Check out this chart below on OMG. Since Bollinger Bands are a trending indicator, I have taken a trending stock to apply them to. I have also drawn a series of ovals. The light blue colored ovals indicate the width of the channel at a significant relative low. The orange colored ovals indicate when the stock had punched through these channels....I will get to these in a moment.
If you look at these squeezes, you can see the result is a nice pop in the stock which sparks a trend. After this trend, you can see volatility die down again, and then pop again. Like I mentioned earlier volatility will cycle. I built a search in the toolbox that is called "The Notorious Squeeze Play" found in the momentum archives of the strategy searches. It has helped to locate stocks in a relatively narrow bandwidth. Once the stock has confirmed a break of this narrow channel, you try to take a trade in the direction of the prevailing trend.

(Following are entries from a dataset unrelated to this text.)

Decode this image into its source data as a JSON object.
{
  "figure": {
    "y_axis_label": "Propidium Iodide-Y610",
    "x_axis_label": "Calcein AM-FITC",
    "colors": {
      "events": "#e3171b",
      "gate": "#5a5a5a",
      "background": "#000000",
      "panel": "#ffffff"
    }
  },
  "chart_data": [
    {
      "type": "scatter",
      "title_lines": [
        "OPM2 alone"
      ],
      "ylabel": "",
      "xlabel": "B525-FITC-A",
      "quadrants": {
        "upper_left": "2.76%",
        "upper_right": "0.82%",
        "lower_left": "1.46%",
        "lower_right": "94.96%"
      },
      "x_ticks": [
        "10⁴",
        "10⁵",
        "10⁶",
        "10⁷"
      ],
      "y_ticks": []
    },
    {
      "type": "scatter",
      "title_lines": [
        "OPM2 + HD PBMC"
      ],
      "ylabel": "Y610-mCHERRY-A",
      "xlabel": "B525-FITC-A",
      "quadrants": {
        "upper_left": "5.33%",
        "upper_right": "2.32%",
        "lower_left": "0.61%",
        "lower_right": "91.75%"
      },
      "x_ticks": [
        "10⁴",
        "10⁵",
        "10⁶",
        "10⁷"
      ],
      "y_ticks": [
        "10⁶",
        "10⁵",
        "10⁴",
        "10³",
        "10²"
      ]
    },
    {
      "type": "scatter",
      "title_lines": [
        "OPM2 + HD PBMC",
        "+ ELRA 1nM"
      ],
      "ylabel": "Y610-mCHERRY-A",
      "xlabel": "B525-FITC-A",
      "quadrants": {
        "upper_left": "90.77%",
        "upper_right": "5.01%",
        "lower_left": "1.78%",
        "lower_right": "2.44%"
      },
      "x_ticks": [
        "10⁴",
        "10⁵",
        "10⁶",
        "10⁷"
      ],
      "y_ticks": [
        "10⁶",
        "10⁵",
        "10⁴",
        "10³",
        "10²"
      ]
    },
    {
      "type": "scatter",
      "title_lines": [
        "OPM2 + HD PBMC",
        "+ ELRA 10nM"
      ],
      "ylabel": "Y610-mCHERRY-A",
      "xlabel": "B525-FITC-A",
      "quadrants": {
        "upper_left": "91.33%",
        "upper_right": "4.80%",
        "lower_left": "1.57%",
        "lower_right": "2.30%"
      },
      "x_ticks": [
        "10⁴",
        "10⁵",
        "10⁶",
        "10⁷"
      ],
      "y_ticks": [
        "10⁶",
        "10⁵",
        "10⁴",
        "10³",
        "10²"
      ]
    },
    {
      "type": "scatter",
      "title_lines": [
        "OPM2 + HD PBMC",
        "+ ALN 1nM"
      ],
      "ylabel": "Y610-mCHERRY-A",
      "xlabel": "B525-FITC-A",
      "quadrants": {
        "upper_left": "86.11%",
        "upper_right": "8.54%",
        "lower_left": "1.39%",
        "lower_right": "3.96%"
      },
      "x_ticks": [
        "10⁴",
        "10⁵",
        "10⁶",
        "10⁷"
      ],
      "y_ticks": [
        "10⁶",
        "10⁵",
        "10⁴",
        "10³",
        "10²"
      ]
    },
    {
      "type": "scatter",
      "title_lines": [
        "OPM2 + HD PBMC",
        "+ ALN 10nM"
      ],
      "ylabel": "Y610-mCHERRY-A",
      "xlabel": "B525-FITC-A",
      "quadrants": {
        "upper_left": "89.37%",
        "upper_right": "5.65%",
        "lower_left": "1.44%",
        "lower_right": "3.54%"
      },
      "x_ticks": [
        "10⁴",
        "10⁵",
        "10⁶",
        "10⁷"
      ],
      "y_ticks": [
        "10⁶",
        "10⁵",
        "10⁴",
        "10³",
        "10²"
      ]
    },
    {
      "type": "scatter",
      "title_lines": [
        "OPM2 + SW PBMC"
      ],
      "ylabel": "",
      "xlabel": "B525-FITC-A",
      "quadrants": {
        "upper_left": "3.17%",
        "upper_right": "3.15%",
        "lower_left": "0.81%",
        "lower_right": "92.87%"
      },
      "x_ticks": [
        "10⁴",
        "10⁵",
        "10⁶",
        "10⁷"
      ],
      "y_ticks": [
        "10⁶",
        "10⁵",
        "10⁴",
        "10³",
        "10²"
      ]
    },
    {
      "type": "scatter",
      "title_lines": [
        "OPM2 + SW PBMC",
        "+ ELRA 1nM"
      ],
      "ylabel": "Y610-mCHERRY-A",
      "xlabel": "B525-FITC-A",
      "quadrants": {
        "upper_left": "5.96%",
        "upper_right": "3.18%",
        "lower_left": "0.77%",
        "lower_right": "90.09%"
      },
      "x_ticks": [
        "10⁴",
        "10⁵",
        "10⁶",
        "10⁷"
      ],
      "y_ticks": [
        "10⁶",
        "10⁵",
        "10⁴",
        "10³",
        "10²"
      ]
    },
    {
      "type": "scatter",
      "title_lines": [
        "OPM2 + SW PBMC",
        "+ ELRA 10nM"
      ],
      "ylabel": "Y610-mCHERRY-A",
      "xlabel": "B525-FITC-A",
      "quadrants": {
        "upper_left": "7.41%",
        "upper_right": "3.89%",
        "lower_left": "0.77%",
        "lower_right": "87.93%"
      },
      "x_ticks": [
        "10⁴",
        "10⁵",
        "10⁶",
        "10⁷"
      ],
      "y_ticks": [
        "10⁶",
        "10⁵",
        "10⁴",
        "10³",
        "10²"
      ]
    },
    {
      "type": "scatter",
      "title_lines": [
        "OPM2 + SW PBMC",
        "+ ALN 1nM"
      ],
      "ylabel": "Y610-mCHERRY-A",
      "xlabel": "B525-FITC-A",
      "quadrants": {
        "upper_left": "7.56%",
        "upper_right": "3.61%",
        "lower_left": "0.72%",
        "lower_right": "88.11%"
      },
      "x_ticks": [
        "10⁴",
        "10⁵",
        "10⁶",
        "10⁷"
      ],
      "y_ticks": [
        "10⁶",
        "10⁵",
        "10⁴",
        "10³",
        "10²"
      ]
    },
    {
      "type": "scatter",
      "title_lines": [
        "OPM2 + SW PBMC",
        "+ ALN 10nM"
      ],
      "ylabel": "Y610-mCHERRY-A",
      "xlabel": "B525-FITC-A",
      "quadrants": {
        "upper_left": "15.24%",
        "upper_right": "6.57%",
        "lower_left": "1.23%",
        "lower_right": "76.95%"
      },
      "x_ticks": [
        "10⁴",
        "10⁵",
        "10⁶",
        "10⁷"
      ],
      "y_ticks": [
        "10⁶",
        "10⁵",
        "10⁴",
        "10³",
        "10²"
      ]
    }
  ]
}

Another method of using these...one that I traded myself, is at these points where a stock has broken it's band. Take a look at the points highlighted in orange. Since two standard deviations will corral 95% of the price movements, 5% of the time the stock travels outside it's own statistical pathways. During these times of movements of improbable distances, notice how the price tends to travel back into the channel. I used to take these trades, but I was using 3 deviations rather than 2. That would give me a higher probability (in my eyes) that the stock would retrace. It might be worth some backtesting if you find it interesting.
Notice how I did not discuss the bouncing off upper channel to lower channel. I don't find results that are very consistent with this method. So officially I will not be taking any questions on it :) Use support and resistance instead.
Hope this post was insightful. If you have no interest in Bollinger Bands, tune in later today as I discuss something extremely important....such as reality television, things that piss me off, or additional wildly random topics.
So when the price breaks through the upper or lower band do you usually wait until you get a confirmation that its coming back to the channel? Is Volume important when taking the trade?
Danny
Posted by Anonymous | 10/19/2006 05:52:00 PM
bollinger bands are far from wildly random - - but reality television...now that would just be awesome!
haha. what IS the answer to the comment above?